Team:Paris Bettencourt/tRNA diffusion
From 2011.igem.org
The tRNA amber diffusion
The amber codon and the tRNA amber suppressor
The amber codon is one of the less used stop codon in bacteria. When the ribosome transcripts the RNA into protein, it look for the RBS sequence, fix on it, and try many tRNA, until it find the correct one, and go one amino-acid farther. When the ribosome doesn't find the correct tRNA for the codon it is looging for, the ribosome declare this is a stop, and release the peptine and the mRNA. The idea behind the tRNA amber is to create an artificial tRNA, using an existing tRNA that is loaded with a specific amino-acid, and to change its codon, replacing it by the amber codon. By expressing this artificial tRNA in the cell, the ribosome can find a tRNA that match with the amber codon, skip the stop and keep polymerasing the protein. By creating a protein that carries amber mutation in the middle of the coding sequence, we create a protein that can be properly transcribed only if the artificial tRNA amber suppressor is present in the cell. This approach is sometime used in synthetic biology to create and gates. The cells survives the expression of the amber tRNA although it is a really deadly object, because it prevents the cell from expressing properly almost 20% of her endogenic proteins. |
Fig1: Transcription schematics. |
What we call a tRNA amber is a transfer RNA which anticodon has been modified for it to be complementary with a stop codon and especially with an amber stop codon (UAG). Our idea was to use the nanotubes to allow a receiver cell to translate an mRNA containing an amber mutation. The emitter cell will produce this mutated transfer RNA (we mutated a YtRNA for it to recognise the stop codon) and the receiver cell will then be able to translate a protein (we chose the T7 polymerase) which gene contain an amber mutation. This protein will part of a reporter system.

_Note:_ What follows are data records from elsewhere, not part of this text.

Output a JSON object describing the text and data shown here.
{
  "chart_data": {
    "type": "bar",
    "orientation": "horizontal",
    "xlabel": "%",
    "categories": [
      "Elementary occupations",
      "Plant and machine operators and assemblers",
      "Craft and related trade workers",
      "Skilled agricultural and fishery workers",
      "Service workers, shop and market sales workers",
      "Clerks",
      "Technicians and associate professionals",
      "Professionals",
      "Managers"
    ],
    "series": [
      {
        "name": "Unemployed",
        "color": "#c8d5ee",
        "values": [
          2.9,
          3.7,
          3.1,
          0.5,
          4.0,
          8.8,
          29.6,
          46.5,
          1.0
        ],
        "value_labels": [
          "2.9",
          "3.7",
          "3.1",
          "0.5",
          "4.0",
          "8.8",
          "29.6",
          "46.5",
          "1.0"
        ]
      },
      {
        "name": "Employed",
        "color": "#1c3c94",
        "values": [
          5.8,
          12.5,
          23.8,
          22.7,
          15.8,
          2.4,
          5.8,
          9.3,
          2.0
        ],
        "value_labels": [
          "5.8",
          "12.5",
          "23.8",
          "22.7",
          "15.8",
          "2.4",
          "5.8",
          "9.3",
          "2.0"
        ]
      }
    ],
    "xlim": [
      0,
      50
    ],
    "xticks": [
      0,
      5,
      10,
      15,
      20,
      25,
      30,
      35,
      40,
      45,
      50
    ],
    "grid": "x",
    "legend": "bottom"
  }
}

We summed up this principle in the scheme below:
The tRNA amber system preparation
The first step of this preparation was to choose the tranfer RNA and the amino acids to modify in the T7 polymerase gene. We found the article of Grundy and Henkin in 1994 that led us to use the YtRNA. We synthetysed it by an elongation of primers. Now that we know which codon we have to modify within the T7 polymerase sequence. We looked for those codon in the T7 polymerase sequence and realised a quick change mutagenesis, on it to modify two codons. Indeed we decided that only one modified codon would be too leaky, therefore we changed two of them and in the beginning of the sequence for the ribosome to still be tightly attached to the mRNA.